Sobre "O Clube do Filme"

Uma amiga minha, apaixonada por cinema, me indicou ler O Clube do Filme há alguns meses. Ná epoca, me interessei porque também gosto muito de cinema, mas não fui logo atrás do livro pois pensei que se tratava de uma colação de sinopses intercaladas com trechos de uma história de família, e na época haviam outros livros que me interessavam mais. Eis que há dois dias eu estava numa livraria procurando um presente para uma outra amiga e me deparo com O Clube do Filme (2007, Editora Intrínseca), folheei, achei mais interessante do que eu imaginava e comprei o Clube do Filme para mim e um outro livro para dar de presente. Valeu muito a pena!
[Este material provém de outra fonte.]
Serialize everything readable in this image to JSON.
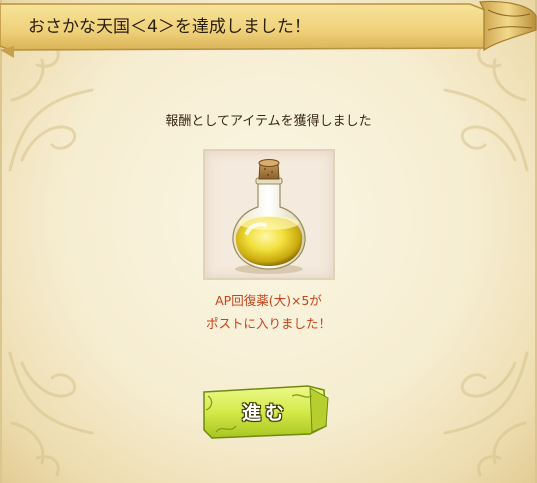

O livro é autobiográfico, nele, o canadense David Gilmour (nada a ver com o do Pink Floyd), hoje crítico de cinema e apresentador de televisão, conta a experiência que teve ao propor a seu filho, Jesse, estudante do ensino médio, desinteressado pela escola, que parasse de ir ao colégio, sem precisar trabalhar ou pagar aluguel, a única condição: assistirem juntos três filmes por semana (coisa que jamais passaria pela cabeça dos meus pais). Gilmor não tem muita certeza da eficácia de seu plano, teme que seu filho se torne um adulto frustrado, mas, para evitar que Jesse se afaste dele e se torne um adolescente revoltado, prefere dar continuidade à proposta. No decorrer da narração, os dois tomam várias decisões importantes, têm lembranças e fazem planos, Jesse se apaixona, Gilmor vê sua carreira oscilar. No meio de todos os acontecimentos assistem, comentam e debatem sobre dezenas de clássicos do cinema (a maioria americanos, alguns canadenses). Lendo fiquei com vontade de assistir todos os filmes na ordem em que são citados. Por isso a maioria das notas no meu ultimo marca-páginas são títulos de filmes, nenhuma das duas filmografias no livro está na ordem de citação.
Um livro que dá origem a ótimas imagens, questionamentos e informação sobre cinema e literatura, além da sensibilidade e maturidade com que trata da relação famíliar entre pai e filho, pais divorciados e aos envolvimentos amorosos de ambos.